Mais, Lacan continue, « dans la psychose au contraire, c'est bel et bien la réalité elle-même qui est d'abord pourvue d'un
trou, que viendra ensuite combler le monde fantastique. » C'est-à-dire que dans la psychose, la première étape est la
forclusion du signifiant du réel, l'éjection du souvenir traumatique hors de la mémoire, même latente du sujet. Dans la
psychose, il y a donc une perte totale de ce signifiant : il ne sera pas retrouvé dans l'analyse. En ce sens, la psychose est
un réseau de signifiants absolu dans la mesure où le signifiant primordial qui le soutient tout entier n'est pas un
signifiant du réel – le rattachant, de ce fait, à la réalité extérieure – mais un signifiant qui le remplace et « comble ce
trou par la pièce rapportée du fantasme psychotique. »
Ainsi, si nous reprenons la lecture de ce qu'est l'idée, cette appropriation, par le concept, de la réalité extérieure, et que
nous l'interprétons à l'aune de la psychose, il est clair que celle-ci n'est plus synonyme d'un progrès ou d'une guérison
par rapport à la structure de l'objectivité – un progrès ou une guérison n'ayant d'ailleurs aucun sens dans un contexte
logique –, mais est tout simplement la forme d'une structure analytique différente de celle de l'objectivité.
Que le concept se reconnaisse dans cette totalité extérieure, dans ce signifiant du réel, qu'il soit l'identité se déterminant
de cette extériorité. cela signifie qu'il est lui même ce qui pose, ce qui régit le signifiant du réel, qui dès lors n'est plus
un signifiant du réel rencontré comme un traumatisme mais un signifiant posé, choisi par le délire.
« Ils aiment leur délire comme eux-mêmes » : dans la mesure où l'analyste constate que le signifiant primitif et ce qui
s'y développe chez un sujet provient de lui, que le signifiant primitif qui le domine et vers lequel les symptômes pointe
proviennent de lui-même, alors le sujet est qualifié de psychotique et non plus de névrotique. En lui, tout rapport au réel
est coupé et le signifiant primitif provient de son propre fonds.

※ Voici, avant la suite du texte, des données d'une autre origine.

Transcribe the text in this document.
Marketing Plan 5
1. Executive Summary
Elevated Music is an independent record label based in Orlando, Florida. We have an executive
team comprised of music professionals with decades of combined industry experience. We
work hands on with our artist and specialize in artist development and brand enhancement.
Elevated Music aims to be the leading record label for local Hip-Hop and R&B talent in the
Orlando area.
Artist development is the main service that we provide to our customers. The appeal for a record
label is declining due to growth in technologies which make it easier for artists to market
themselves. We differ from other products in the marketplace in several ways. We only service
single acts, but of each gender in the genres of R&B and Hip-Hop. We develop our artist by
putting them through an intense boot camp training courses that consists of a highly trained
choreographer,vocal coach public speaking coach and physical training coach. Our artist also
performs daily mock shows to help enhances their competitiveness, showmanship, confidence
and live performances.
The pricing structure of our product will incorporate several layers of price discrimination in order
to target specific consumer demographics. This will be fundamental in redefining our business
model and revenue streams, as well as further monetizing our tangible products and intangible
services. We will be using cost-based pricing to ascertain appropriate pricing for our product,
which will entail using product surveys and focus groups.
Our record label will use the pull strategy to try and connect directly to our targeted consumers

Ainsi, le passage de l'objectivité à l'idée désigne, au choix : le remplacement dans la chaîne de signifiants de la mémoire
du sujet d'un signifiant provenant du réel – le traumatisme – par un signifiant délirant, fantasmatique ; ou la prise de
conscience de ce que ce signifiant provenant du réel est déjà un signifiant posé et choisi par le sujet. La seconde
hypothèse est plus probable dans la mesure où dans nos analyses précédentes, on s'est rendu compte à de nombreuses
reprises de ce que le progrès de la logique consistait en ceci que ce face à quoi la pensée se trouve se révèle toujours
comme ayant été déjà posé par elle. On peut donc évoquer comme conclusion ceci que pour le concept comme idée, il
n'y a pas de signifiant du réel, il n'y a pas de rencontre traumatique qui viendrait s'imprimer dans la mémoire du sujet ; il
n'y a que des signifiants du sujet, déjà enchaîné au reste du sujet. Dès lors, le réel du sujet, constitué par un réseau de
signifiants sans rapport au réel, se pose comme le réel du psychotique. Dans la psychose, le réseau de signifiants perd
tout lien avec le signifié, le réseau de signifiants se referme sur lui-même et devient ainsi absolu : chez le psychotique,
le signifiant se vide peu à peu du signifié jusqu'à être entièrement exclu, alors que chez le névrotique, le symptôme est
toujours signifiant renvoyant au signifiant du réel. L'Idée désigne un tel réseau de signifiants refermé sur lui-même :
comme structure employée par l'analyste, il désigne le diagnostic de la psychose.
A ce titre, nous voudrions rappeler que la posture de Hegel est une posture scientifique, c'est-à-dire que l'ensemble des
structuresd que nous avons décrites jusqu'à maintenant sont construites comme des outils d'analyse. C'est-à-dire que
Hegel n'est pas un psychotique : il ne s'agit pas de croire en la logique comme un texte que nous lecteurs sommes
censés vivre, ou de se le réciter comme un catéchisme scolaire.
Il ne s'agit pas de se répéter ce texte, mais de voir comment on peut l'appliquer. Hegel développe ici ce que Lacan
appelera plus tard une technique d'analyse, une praxis. Et en effet, l'idée se présente comme l'outil d'analyse premier de
la philosophie de l'esprit dans les Leçons sur la philosophie de la religion et les Leçons sur l'esthétique.
Dans les Leçons sur la philosophie de la religion, nous lisons que la philosophie toute entière (die ganze Philosophie)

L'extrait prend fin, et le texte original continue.